What is planning permission in principle?
Planning Legal Director Matthew Scudamore explains what the new concept of ‘planning in principle’ (PIP) is and whether it is available to housebuilders.
The concept of permission in principle (PIP) was introduced by the Housing and Planning Act 2016, the Town and Country Planning (Brownfield Land Register) Regulations 2017 and the Town and Country Planning (Permission in Principle) Order 2017.
PIP is an alternative way of obtaining planning consent for housing led development. It separates the consideration of the principle of planning permission from the technical detail of the permission, and so is split into two stages.
The first stage is for the approval of ‘planning permission in principle’, which establishes that a site is suitable for residential development. The second stage is ‘technical details consent’, which is when the specific development proposals are assessed. Very loosely, this process is analogous to the outline and reserved matters procedure.
Not every element of the development under PIP must be for housing, but it should be housing led i.e. the residential element must occupy the majority of the floorspace. Furthermore, any non-residential element should be compatible with the residential element.
How do you get PIP?
There are three different ways to get PIP.

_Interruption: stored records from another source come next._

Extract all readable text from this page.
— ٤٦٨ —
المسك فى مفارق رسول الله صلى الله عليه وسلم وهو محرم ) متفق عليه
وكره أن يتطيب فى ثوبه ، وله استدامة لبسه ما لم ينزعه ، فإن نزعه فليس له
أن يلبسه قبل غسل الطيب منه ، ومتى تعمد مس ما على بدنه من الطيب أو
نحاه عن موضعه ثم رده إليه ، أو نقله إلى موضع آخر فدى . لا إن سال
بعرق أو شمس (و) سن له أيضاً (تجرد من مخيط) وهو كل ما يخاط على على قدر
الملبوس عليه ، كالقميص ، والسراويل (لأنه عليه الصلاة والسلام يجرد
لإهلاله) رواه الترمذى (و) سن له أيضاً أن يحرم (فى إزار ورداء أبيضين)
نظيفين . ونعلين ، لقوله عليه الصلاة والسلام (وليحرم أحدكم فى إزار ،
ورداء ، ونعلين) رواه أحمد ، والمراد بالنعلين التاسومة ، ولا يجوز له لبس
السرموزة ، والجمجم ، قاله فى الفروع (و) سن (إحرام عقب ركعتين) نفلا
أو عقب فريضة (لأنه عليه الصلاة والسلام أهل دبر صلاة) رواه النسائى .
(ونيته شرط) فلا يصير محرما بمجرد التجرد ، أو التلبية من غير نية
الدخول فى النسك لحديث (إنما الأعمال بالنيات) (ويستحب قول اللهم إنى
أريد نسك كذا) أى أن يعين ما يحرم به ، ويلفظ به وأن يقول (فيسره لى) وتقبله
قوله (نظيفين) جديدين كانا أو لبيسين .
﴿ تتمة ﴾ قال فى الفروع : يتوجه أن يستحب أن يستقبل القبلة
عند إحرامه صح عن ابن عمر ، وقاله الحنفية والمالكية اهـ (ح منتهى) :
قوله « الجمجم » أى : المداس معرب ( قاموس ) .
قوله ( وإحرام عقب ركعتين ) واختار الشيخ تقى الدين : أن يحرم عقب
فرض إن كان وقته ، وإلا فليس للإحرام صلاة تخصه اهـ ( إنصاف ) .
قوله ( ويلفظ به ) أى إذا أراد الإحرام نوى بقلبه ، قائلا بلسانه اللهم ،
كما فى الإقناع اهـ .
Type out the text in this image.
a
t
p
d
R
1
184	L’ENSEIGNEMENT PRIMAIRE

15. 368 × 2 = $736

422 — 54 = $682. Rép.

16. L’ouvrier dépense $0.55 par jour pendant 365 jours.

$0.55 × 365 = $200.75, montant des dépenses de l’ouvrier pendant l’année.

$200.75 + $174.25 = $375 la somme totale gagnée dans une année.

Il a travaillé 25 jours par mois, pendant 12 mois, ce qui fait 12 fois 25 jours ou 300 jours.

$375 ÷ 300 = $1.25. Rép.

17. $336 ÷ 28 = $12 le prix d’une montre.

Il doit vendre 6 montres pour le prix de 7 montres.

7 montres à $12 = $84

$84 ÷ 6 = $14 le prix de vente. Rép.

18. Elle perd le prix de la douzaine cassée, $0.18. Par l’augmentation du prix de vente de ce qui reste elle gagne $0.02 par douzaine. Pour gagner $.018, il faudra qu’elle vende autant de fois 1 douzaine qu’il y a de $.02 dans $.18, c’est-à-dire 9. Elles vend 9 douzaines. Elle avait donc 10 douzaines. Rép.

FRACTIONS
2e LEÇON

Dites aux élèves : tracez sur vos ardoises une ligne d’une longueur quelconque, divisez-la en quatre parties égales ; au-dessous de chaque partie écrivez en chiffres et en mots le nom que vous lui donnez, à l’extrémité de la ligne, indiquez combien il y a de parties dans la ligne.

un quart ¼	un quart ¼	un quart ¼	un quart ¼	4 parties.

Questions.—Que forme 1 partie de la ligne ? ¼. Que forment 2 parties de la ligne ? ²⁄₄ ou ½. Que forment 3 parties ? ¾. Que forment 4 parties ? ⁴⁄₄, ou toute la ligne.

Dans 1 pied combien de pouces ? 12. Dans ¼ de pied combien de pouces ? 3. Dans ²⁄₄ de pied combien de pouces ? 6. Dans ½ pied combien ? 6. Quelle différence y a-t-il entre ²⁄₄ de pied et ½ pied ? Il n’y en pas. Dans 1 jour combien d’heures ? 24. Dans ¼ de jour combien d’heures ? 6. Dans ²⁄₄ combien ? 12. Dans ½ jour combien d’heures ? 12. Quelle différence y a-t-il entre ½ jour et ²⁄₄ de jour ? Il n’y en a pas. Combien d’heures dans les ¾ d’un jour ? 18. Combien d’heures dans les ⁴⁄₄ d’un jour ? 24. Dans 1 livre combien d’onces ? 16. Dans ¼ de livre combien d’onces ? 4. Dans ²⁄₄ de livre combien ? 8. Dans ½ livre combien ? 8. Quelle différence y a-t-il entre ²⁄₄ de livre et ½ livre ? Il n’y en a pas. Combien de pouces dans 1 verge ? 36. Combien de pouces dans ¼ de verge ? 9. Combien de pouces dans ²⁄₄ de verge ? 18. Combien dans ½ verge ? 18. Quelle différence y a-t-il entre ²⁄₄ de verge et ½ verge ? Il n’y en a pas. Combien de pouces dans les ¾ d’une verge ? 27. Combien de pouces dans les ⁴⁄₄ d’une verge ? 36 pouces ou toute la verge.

- Inclusion on the local planning authority’s brownfield register.
- By direct application to the local planning authority.
- Inclusion in a development plan document or neighbourhood plan.
Are all of these routes currently available?
Not yet. At present you can only obtain PIP through inclusion on the brownfield register.
You will be able to apply directly to the local planning authority from 1 June 2018, when the relevant legislation comes into force.
How is PIP obtained through inclusion on the brownfield register?
All local planning authorities were required to publish a brownfield land register by the end of 2017. These registers are divided into two parts. Part 1 is for sites that are categorised as ‘previously developed land’ and which satisfy a list of criteria relating to the site’s suitability, availability and achievability of housing development.
If the local planning authority decides that a site within Part 1 can be allocated for residential development, then it must put that site on Part 2 of the brownfield land register. At that point, the site then benefits from PIP.
The PIP in these circumstances will have effect for five years, so technical details consent must be granted within that period.
How will PIP be obtained through direct application (once it comes into force on 1 June)?
Applications can be made for minor housing developments i.e. nine residential units or fewer, with less than 1000sqm of commercial floorspace, and/or on a site of less than 1ha.
Applications for PIP will be made on a form published by the Secretary of State (or a form of substantially of the same effect). The local planning authority will have five weeks to make a decision, and there is a right of appeal.
The PIP will have effect for three years, so technical details consent must be granted within that period. Technical details consent will also have a time limit of three years.
How do you obtain Technical Details Consent (TDC)?
You make an application to the local planning authority. Such applications have to be determined in accordance with the terms of the PIP for the site. In addition, the usual considerations for planning permission apply i.e. the decision must be in accordance with the development plan unless material considerations indicate otherwise.
Where the TDC application is for major housing development the local planning authority must determine it within 10 weeks (or 16 weeks if the application is subject to an environmental impact assessment). For minor development the time period is 5 weeks.
The local planning authority can impose conditions on the TDC, and section 106 planning obligations can also be required at that stage.
Will the Community Infrastructure Levy (CIL) apply?
CIL may apply in the same manner that it would to the traditional planning permission, once TDC has been granted and development commences.
Environmental Impact Assessment (EIA) and habitats protection
The following types of development are exempt from being included in PIP:
- development falling within Schedule 1 Environmental Impact Assessment and development within Schedule 2 Environmental Impact Assessment which has been screened as EIA development;
- development that would be prohibited under habitats protection legislation.
If the local planning authority identifies at the technical details consent stage that the development should be subject to EIA, the PIP remains valid. The requirements of the EIA regulations must then be complied with before technical details consent can be granted.
It remains to be seen whether PIP will become common. The government clearly thinks it will assist in delivery of housing but the housebuilding industry’s response so far has been lukewarm.
Further details and FAQs about PIP are available on the National Planning Policy Guidance.